Ne var ki bugün Yeşildirek'in fiyatları bile pazarlara göre pahalı kaldı! Yeşildirek'te birinci kalite atlet, fanila 2 milyon liraya satılıyorsa, pazarda 500 bin-750 bin lira. Çünkü pazara yönelik merdivenaltı üretimde ne vergi aranıyor, ne de işçinin sigortası.

İşte o yüzden 20-25 yıl kadar önce iç çamaşırın standardını hazırlayan TSE'ye yardım eden, imzalarıyla kefil olan sektörün büyükleri haksız ve kalitesiz rekabetten yakınıyor. Çiftaslan, Çiftkaplan, Bilimli, Dilberler, Kapri ve Toparlak... Çoğu Yeşildirek'in araç girmez, hamalı bol sokaklarını terk etti, şehir ışıklarına doğru koştu.

ÜÇÜNCÜ KUŞAK ÇAMAŞIRCI BEYAZ FANİLAYI ANLATIYOR

Toparlak Çamaşır Kollektif şirketini Ankaralı merhum Osman Toparlak'la, yedek subaylığını yeni tamamlayan oğlu Yiğit Bey 1953 yılında kurdu.

Şirket üretim için kimi zaman Şirinevler'e uzandı, Zeytinburnu'na uğradı, ama hep Yeşildirek adresine sadık kaldı.

Bugün oğlu Çelik'le birlikte işin başında olan Yiğit Bey (72) iyi kaliteli bir iç çamaşırının farkını kolay anlatıyor: ‘‘Parlak olacak, dikiş sayısı fazla olacak, çekmeyecek.’’

Göbeği kapatmayan fanila anlamına gelen ‘‘çekme’’ olayı gerçekten sıkıcıdır. Yiğit Toparlak güvence veriyor:

‘‘Standarda göre üretilen kaliteli çamaşır, eğer 60 dereceden yüksek ısıda kaynatılmazsa en fazla 3 santim çeker. Ama yanlış üretilen çamaşır boydan çekip enden genişler.’’

1960'LARIN İSTANBUL'UNDA DAHA FAZLA SATAR, KAZANIRDIK

Hani tüfek icat oldu mertlik bozuldu derler ya... İşte o misal 10 yıllık open end iplik teknolojisi ile çocuktan, x-large bedene kadar her boy iç çamaşırı kumaşının hazır olarak sunulması ustalığın hakkından geldi.

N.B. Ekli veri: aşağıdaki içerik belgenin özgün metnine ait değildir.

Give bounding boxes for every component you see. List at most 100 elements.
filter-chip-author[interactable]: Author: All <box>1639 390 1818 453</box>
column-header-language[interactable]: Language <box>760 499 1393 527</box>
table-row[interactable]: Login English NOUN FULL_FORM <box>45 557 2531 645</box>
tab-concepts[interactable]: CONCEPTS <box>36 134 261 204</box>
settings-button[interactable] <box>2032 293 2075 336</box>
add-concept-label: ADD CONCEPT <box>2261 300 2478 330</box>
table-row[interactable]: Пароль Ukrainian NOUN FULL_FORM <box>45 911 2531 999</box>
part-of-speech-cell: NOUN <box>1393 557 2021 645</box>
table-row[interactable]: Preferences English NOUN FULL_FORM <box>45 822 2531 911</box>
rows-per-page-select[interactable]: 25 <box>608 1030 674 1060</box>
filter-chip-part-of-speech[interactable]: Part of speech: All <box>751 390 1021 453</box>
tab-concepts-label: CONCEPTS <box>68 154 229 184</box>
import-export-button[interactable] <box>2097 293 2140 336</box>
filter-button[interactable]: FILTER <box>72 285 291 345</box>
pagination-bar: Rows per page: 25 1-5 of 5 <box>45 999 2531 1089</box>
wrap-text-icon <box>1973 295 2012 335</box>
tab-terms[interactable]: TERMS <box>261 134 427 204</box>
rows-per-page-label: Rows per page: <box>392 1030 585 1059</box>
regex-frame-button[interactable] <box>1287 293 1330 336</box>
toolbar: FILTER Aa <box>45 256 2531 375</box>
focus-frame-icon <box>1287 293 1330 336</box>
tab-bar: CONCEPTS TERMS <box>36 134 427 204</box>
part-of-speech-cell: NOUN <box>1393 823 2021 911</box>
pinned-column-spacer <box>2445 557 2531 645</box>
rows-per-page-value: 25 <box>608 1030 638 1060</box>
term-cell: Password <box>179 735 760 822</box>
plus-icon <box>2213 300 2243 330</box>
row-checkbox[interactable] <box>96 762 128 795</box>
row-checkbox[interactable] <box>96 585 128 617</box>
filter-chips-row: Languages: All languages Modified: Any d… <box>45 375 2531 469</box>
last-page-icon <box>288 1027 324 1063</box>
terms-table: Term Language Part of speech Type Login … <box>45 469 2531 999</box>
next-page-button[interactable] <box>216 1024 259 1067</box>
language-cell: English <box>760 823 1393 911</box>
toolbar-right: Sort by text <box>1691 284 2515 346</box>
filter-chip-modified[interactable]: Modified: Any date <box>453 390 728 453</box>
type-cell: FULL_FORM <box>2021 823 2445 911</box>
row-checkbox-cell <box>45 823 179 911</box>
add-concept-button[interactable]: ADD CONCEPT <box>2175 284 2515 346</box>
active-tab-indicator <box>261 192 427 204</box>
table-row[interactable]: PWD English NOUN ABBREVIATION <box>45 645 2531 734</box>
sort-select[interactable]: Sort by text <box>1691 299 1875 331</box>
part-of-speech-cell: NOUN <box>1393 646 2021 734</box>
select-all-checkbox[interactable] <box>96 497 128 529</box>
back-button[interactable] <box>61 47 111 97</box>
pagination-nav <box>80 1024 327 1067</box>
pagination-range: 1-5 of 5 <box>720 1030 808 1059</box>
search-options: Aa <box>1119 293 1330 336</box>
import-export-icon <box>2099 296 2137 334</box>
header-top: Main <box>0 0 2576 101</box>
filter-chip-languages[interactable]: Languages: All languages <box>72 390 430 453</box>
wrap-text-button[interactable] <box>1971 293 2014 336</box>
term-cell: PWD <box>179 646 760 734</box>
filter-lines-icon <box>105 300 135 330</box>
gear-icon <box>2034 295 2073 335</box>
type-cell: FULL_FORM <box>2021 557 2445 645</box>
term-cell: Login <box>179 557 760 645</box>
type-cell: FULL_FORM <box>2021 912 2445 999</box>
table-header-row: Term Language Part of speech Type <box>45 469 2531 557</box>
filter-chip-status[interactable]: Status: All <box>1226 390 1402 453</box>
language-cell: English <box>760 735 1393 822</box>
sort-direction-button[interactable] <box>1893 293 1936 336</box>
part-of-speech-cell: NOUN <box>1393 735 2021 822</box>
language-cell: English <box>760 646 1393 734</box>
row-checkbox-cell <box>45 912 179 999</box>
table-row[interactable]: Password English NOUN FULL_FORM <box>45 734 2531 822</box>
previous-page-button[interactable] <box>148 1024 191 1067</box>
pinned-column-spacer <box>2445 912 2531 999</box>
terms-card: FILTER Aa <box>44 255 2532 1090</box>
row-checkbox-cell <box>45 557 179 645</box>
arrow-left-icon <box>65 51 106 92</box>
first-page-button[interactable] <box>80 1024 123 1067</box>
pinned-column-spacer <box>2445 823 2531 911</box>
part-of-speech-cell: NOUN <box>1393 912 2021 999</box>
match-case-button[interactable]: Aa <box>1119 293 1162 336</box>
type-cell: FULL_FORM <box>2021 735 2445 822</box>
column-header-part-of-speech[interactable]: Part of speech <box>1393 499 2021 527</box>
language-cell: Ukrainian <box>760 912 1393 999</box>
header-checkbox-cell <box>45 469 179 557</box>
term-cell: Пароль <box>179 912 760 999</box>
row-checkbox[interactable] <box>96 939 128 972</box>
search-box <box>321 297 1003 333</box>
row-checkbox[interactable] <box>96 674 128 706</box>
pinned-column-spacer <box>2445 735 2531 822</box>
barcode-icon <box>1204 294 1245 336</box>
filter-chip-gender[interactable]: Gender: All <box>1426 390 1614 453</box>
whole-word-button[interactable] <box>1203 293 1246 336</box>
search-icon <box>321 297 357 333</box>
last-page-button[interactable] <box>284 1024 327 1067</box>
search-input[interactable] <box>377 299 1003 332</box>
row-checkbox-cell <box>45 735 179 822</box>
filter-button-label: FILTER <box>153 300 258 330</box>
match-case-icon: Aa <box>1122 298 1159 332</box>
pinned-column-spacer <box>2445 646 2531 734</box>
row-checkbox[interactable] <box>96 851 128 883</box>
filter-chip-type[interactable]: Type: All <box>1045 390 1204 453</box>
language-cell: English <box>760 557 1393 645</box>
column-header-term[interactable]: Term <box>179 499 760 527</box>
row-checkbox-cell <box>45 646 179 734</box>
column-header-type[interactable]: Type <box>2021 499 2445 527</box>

Rakiplerinin dahi kalitesini teslim ettiği Kapri Çamaşırları'nın ikinci kuşak yöneticisi Mardiros İvatgil (41) gerçi daha 41 yaşında ama babası ve şirketin kurucusu Kapriyel İvatgil'den dinledikleri ile 1960'ları özlüyor:

‘‘1960'ların İstanbul'unda çok daha az nüfusa yaptığımız satış ve sağladığımız ciro yanında bugünkü durumumuzun sözü bile edilmez.’’

Kapri'nin çocuk küloduyla 1950 yılında başlayan üretimi bugün ihracata dönük spor giyim imalatıyla sürüyor. Ayrıca yurtdışında kendi markasıyla yaptırdığı fason ürün ithalatı da bulunuyor.